Technique et chantier Tendances

Des peaux « sur mesures »

Mots clés : Acier - Conjoncture économique

Liberté de conception, personnalisation du bâtiment, création d’associations inédites en jouant sur les textures, le rendu de matière, la couleur ; le tout avec des produits de plus en plus durables… Evolution des tendances esthético-techniques du moment selon Pierre Bouillon et Rémi Pascal, architectes.

Quels avantages voyez-vous à l’acier utilisé en tant que peau d’un bâtiment ?

Une peau métallique permet de résoudre aisément les problèmes de pérennité et d’entretien, tout en offrant une grande liberté de conception, avec un large éventail de produits qui ne cessent d’évoluer : forme, écriture, expression, texture, aspect de surface et de finition. A partir des références proposées par les industriels, la souplesse et les potentialités de formage de l’acier permettent de « détourner » un composant et d’en faire un élément spécifique, afin de composer des solutions sur mesures, d’imaginer des éléments complexes qui repoussent les frontières de la créativité tout en répondant aux exigences d’isolation, de lumière, etc. C’est ainsi qu’une simple lame d’acier en bardage peut progressivement se vriller telle une hélice pour devenir brise-soleil devant un vitrage…

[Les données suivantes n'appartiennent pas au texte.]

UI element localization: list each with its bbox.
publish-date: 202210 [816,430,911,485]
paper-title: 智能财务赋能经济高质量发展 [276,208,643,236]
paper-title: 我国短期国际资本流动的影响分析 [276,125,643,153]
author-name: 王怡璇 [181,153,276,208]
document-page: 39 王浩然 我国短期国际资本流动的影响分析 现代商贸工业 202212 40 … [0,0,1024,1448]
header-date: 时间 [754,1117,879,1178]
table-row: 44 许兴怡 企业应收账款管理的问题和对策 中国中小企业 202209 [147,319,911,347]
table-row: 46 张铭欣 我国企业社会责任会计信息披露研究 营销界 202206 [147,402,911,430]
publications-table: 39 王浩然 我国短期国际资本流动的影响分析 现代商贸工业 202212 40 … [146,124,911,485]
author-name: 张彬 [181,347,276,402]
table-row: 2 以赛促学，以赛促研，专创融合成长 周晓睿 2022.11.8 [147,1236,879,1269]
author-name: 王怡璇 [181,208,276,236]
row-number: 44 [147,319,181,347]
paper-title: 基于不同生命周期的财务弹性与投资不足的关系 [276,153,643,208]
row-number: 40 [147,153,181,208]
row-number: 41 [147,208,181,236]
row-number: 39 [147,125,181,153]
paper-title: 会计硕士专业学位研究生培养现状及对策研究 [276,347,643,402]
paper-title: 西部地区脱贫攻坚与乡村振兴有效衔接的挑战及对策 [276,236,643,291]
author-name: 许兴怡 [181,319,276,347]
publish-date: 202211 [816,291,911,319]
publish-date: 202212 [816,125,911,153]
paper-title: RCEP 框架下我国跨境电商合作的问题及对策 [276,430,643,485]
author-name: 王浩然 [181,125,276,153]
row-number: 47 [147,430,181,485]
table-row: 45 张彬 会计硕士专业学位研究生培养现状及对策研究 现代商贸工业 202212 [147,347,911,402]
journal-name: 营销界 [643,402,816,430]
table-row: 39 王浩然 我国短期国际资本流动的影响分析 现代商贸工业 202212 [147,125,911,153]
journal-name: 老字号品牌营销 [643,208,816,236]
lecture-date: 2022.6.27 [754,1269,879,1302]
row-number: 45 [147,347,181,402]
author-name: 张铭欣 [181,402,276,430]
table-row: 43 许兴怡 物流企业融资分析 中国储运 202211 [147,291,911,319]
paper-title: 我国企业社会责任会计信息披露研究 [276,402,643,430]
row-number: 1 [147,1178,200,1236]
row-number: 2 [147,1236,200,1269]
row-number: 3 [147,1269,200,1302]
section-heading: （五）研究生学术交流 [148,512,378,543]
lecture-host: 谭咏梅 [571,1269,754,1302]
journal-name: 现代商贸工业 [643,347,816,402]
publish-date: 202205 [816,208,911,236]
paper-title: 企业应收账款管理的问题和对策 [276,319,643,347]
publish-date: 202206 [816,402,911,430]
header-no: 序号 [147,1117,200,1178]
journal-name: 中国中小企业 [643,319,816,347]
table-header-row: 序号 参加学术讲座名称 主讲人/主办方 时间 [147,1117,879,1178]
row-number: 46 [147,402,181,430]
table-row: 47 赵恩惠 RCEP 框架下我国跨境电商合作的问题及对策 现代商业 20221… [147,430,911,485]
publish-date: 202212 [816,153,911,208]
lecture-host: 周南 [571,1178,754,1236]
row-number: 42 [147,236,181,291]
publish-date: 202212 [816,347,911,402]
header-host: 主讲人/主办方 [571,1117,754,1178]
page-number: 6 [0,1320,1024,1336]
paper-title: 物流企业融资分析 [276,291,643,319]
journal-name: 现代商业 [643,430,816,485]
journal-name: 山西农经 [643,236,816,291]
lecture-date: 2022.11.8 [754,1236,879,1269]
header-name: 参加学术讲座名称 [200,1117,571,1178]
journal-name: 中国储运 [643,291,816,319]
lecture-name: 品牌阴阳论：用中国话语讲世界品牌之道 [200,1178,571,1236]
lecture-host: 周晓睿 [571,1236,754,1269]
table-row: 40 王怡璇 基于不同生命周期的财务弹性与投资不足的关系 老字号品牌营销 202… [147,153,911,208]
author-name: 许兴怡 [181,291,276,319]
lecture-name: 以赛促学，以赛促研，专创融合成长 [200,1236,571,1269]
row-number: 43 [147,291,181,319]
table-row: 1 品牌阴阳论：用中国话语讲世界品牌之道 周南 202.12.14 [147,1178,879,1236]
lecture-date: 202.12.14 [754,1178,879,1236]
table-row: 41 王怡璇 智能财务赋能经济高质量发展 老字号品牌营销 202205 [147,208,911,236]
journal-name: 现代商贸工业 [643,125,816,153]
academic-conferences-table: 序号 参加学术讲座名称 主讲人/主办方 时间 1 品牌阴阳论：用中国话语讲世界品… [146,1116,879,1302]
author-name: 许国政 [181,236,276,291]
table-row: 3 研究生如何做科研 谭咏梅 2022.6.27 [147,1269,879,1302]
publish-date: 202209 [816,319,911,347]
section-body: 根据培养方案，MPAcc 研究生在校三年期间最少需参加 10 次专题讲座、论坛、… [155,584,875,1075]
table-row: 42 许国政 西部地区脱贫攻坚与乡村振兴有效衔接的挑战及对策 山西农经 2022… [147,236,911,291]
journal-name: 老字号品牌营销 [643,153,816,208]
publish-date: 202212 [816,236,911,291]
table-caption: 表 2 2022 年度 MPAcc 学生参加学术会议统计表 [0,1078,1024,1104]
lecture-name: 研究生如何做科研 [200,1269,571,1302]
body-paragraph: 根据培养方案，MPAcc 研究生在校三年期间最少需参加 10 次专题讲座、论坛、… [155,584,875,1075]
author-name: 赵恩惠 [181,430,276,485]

Comment évoluent les produits ?

En bardage, les lames et cassettes en acier prélaqué se plient désormais à toutes les audaces. Il est possible de jouer sur les effets, les motifs, les couleurs, etc. Souvenons-nous que les nuanciers proposés jusque dans les années 1980 renvoyaient davantage aux bâtiments de type industriel… Aujourd’hui, l’offre s’élargit en termes d’aspects (finition patinée, brillante ou mate) et de traitements (type autopatinable, ou encore zinc-aluminium) qui confèrent au métal une durabilité accrue dans des ambiances extrêmes. Nous observons par ailleurs de nouvelles applications pour les produits perforés qui ne restent plus cantonnés à des portions de façades, mais s’utilisent comme brise-soleil en venant créer de nouvelles ambiances visuelles grâce à des perforations personnalisées (aléatoires, réalisées selon un dessin, etc.) pour moduler la luminosité. Travailler l’acier reste encore une discipline artisanale qui nécessite discussions et échanges soutenus avec tous les acteurs du projet – des industriels aux entreprises de pose – pour régler des problèmes de compatibilité et d’interfaçage avec les autres lots et obtenir une réalisation méticuleuse des détails.